What is AI Hallucination? What Causes AI Hallucination?
OpenAI argues that AI illusions stem not just from the training process, but also from the way models are currently evaluated. Could changing the scoring mechanism help chatbots reduce 'guessing'?
A new study from OpenAI asks why large language models like GPT-5 or chatbots like ChatGPT still suffer from 'illusion', and is there any way to limit it?
In a blog post summarizing the findings, OpenAI defines illusions as 'apparently plausible but actually false answers generated by a language model.' The company acknowledges that, despite continued improvements in its systems, illusions remain a fundamental challenge for any major language model — and will never be completely eliminated.
To illustrate, the team said that when they asked a popular chatbot the title of Adam Tauman Kalai's (one of the study's authors) PhD thesis, they got three different answers — all wrong. When they asked him about his birthday, the chatbot gave three different dates, again wrong.
Why can chatbots be wrong… but speak so confidently?
Part of the problem, the researchers say, is the pretraining process, which focuses on predicting the next word in a sentence, rather than on distinguishing between correct and incorrect. In other words, the model only sees examples of fluent speech, and then tries to replicate the general distribution.
- Recognizable rules like spelling or parenthetical usage are often learned very quickly, so errors gradually disappear as the model expands.
- But for rare, irregular events (like a person's birthday), the model cannot infer accurately, and thus produces illusions.
It is worth noting that the paper does not focus on changing the initial training process, but rather points out that the current way of evaluating models creates biased incentives.

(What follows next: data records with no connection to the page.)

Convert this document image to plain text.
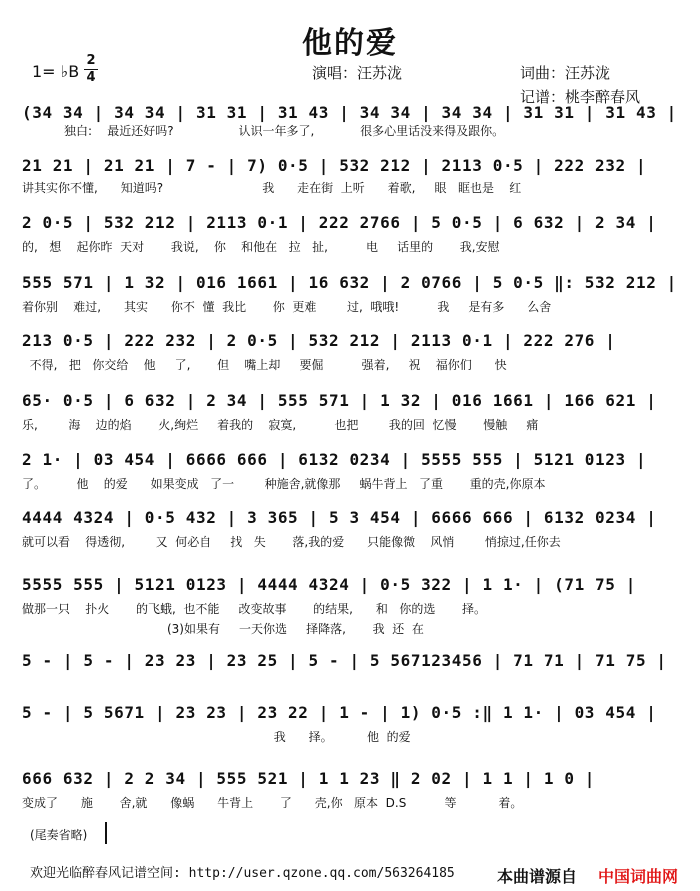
他的爱
1= ♭B
2
4	演唱：汪苏泷	词曲：汪苏泷
记谱：桃李醉春风
(34 34 | 34 34 | 31 31 | 31 43 | 34 34 | 34 34 | 31 31 | 31 43 |
独白:    最近还好吗?                 认识一年多了,            很多心里话没来得及跟你。
21 21 | 21 21 | 7 - | 7) 0·5 | 532 212 | 2113 0·5 | 222 232 |
讲其实你不懂,      知道吗?                          我      走在街  上听      着歌,     眼   眶也是    红
2 0·5 | 532 212 | 2113 0·1 | 222 2766 | 5 0·5 | 6 632 | 2 34 |
的,   想    起你昨  天对       我说,    你    和他在   拉   扯,          电     话里的       我,安慰
555 571 | 1 32 | 016 1661 | 16 632 | 2 0766 | 5 0·5 ‖: 532 212 |
着你别    难过,      其实      你不  懂  我比       你  更难        过,  哦哦!          我     是有多      么舍
213 0·5 | 222 232 | 2 0·5 | 532 212 | 2113 0·1 | 222 276 |
不得,   把   你交给    他     了,       但    嘴上却     要倔          强着,     祝    福你们      快
65· 0·5 | 6 632 | 2 34 | 555 571 | 1 32 | 016 1661 | 166 621 |
乐,        海    边的焰       火,绚烂     着我的    寂寞,          也把        我的回  忆慢       慢触     痛
2 1· | 03 454 | 6666 666 | 6132 0234 | 5555 555 | 5121 0123 |
了。        他    的爱      如果变成   了一        种施舍,就像那     蜗牛背上   了重       重的壳,你原本
4444 4324 | 0·5 432 | 3 365 | 5 3 454 | 6666 666 | 6132 0234 |
就可以看    得透彻,        又  何必自     找   失       落,我的爱      只能像微    风悄        悄掠过,任你去
5555 555 | 5121 0123 | 4444 4324 | 0·5 322 | 1 1· | (71 75 |
做那一只    扑火       的飞蛾,  也不能     改变故事       的结果,      和   你的选       择。
(3)如果有     一天你选     择降落,       我  还  在
5 - | 5 - | 23 23 | 23 25 | 5 - | 5 567123456 | 71 71 | 71 75 |
5 - | 5 5671 | 23 23 | 23 22 | 1 - | 1) 0·5 :‖ 1 1· | 03 454 |
我      择。         他  的爱
666 632 | 2 2 34 | 555 521 | 1 1 23 ‖ 2 02 | 1 1 | 1 0 |
变成了      施       舍,就      像蜗      牛背上       了      壳,你   原本  D.S          等           着。
(尾奏省略)
欢迎光临醉春风记谱空间: http://user.qzone.qq.com/563264185	本曲谱源自 中国词曲网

The authors compare model evaluation to taking a multiple-choice test. If you guess randomly, you might be right, but if you leave it blank, you will definitely get zero points. So when a model is scored solely on accuracy, it will 'rather guess than say it doesn't know'.
Proposed solution
Just as some exams (e.g. the SAT) penalize incorrect answers or give partial credit for missing an uncertain answer, OpenAI argues that AI assessments should also:
- Punish errors of confidence more severely than those of uncertainty.
- Award partial points when the model correctly expresses the level of doubt or says 'don't know'.
Adding a few more of these tests isn't enough, the team says. The entire popular grading system needs to be updated, because if rankings continue to rely solely on accuracy, models will continue to learn to guess at random to get high scores.